Получая медицинский диплом в Чикаго (на церемонию вручения он явился только потому, что одна из преподавательниц, добрая женщина, говорила, что огорчится, если его там не будет), он сидел на самом солнцепеке и слушал прощальное напутствие ректора: «Самое важное в жизни – любить и быть любимыми». И эти слова вызвали в нем страх, который рос и расползался, заставляя душу сжиматься и съеживаться. Надо же было сказать такое; этот человек в академическом одеянии, убеленный сединами, с лицом доброго дедушки – ему, должно быть, и в голову не пришло бы, что эти слова вызовут у Кевина такое обострение безмолвного ужаса. Даже Фрейд говорил: «Чтобы не заболеть, нам необходимо начать любить». Они ему это внушали. Каждый билборд на дороге, каждый кинофильм, журнальная обложка, телереклама – все они втолковывали: «Мы принадлежим к миру семьи и любви. А ты нет».
Нью-Йорк, самый недавний из всех, подавал самые большие надежды. Это метро с его палитрой унылых оттенков и стильных людей – оно успокаивало, умиротворяло, все эти разнообразные одежды, сумки для покупок, люди, которые спят, или читают, или кивают в такт мелодии, звучащей у них в наушниках; он любил эти подземные поезда и еще, какое-то время, любил жизнь городских больниц. Но история с Кларой и конец этой истории вызвали в нем отвращение к городу, улицы его стали казаться слишком многолюдными и суматошными – и одинаковыми. Доктора Голдстейна он любил, но и всё. Остальные надоели, и он все чаще и чаще думал о том, до чего провинциальны эти ньюйоркцы и как они этого не замечают.

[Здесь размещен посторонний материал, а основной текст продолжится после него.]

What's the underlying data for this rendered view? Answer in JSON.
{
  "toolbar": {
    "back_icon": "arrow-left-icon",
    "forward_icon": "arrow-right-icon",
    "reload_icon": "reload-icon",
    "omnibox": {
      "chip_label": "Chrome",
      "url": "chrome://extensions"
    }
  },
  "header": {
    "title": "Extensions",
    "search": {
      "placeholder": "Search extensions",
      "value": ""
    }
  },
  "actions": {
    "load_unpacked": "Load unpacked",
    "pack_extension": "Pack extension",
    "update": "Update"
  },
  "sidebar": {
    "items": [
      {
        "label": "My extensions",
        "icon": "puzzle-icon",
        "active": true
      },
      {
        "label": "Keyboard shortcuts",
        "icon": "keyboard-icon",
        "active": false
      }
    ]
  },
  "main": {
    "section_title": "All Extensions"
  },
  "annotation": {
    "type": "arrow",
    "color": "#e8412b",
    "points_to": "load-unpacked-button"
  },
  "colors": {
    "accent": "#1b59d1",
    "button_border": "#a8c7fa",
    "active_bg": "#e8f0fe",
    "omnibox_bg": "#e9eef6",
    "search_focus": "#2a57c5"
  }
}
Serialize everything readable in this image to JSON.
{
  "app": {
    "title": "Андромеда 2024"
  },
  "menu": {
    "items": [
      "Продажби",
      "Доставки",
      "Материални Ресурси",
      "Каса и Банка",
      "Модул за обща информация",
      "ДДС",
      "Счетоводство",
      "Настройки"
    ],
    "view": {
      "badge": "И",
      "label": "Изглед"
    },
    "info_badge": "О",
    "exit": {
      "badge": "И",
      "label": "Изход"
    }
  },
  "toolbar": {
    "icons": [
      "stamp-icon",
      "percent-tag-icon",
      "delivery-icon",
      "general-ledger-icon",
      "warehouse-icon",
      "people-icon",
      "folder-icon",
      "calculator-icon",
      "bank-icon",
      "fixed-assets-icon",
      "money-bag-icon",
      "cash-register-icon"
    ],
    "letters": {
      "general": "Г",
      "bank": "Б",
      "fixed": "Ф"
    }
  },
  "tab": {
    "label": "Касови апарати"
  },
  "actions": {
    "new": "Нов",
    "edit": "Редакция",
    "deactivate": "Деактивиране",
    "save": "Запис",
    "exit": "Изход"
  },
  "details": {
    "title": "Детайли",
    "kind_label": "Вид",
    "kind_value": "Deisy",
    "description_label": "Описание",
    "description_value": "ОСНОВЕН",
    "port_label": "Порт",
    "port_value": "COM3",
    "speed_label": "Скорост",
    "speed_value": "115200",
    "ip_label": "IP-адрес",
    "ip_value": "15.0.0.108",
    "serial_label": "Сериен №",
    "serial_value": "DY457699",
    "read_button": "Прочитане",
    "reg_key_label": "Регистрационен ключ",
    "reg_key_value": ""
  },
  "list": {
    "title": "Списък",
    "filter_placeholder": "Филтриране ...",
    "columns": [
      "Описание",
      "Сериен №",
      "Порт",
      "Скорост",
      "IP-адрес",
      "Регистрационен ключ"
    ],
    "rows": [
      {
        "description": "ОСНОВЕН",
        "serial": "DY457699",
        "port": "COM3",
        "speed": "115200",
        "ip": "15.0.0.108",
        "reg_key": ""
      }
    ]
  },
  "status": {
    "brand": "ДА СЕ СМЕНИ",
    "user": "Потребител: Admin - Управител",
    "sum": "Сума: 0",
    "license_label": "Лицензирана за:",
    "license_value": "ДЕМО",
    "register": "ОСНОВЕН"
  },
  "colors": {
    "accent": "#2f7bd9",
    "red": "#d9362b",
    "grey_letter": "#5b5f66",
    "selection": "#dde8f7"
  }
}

Чего ему начало хотеться, – так это увидеть дом своего детства, дом, в котором – он думал так даже сейчас, сидя в машине, – он никогда, ни разу не был счастлив. Но, как ни странно, именно то несчастье держало его не отпуская, словно сладостное воспоминание о счастливой любовной истории. Потому что у Кевина были воспоминания о счастливых, кратких любовных историях, так не похожих на тягомотину с Кларой, – но ни одно не могло сравниться с этой внутренней жаждой, с томлением по этому месту. По этому дому, где фуфайки и шерстяные жакеты отдавали отсыревшей солью и плесневелым деревом, отчего подступала тошнота, как и от запаха горящих дров, – отец иногда разводил огонь в камине, рассеянно вороша поленья. Наверное, думал Кевин, я единственный человек в этой стране, кто ненавидит аромат поленьев в камине. Но сам дом, деревья, увитые жимолостью, внезапность женской комнатной туфельки среди сосновой хвои, распахнутые листья ландыша – по всему этому он тосковал.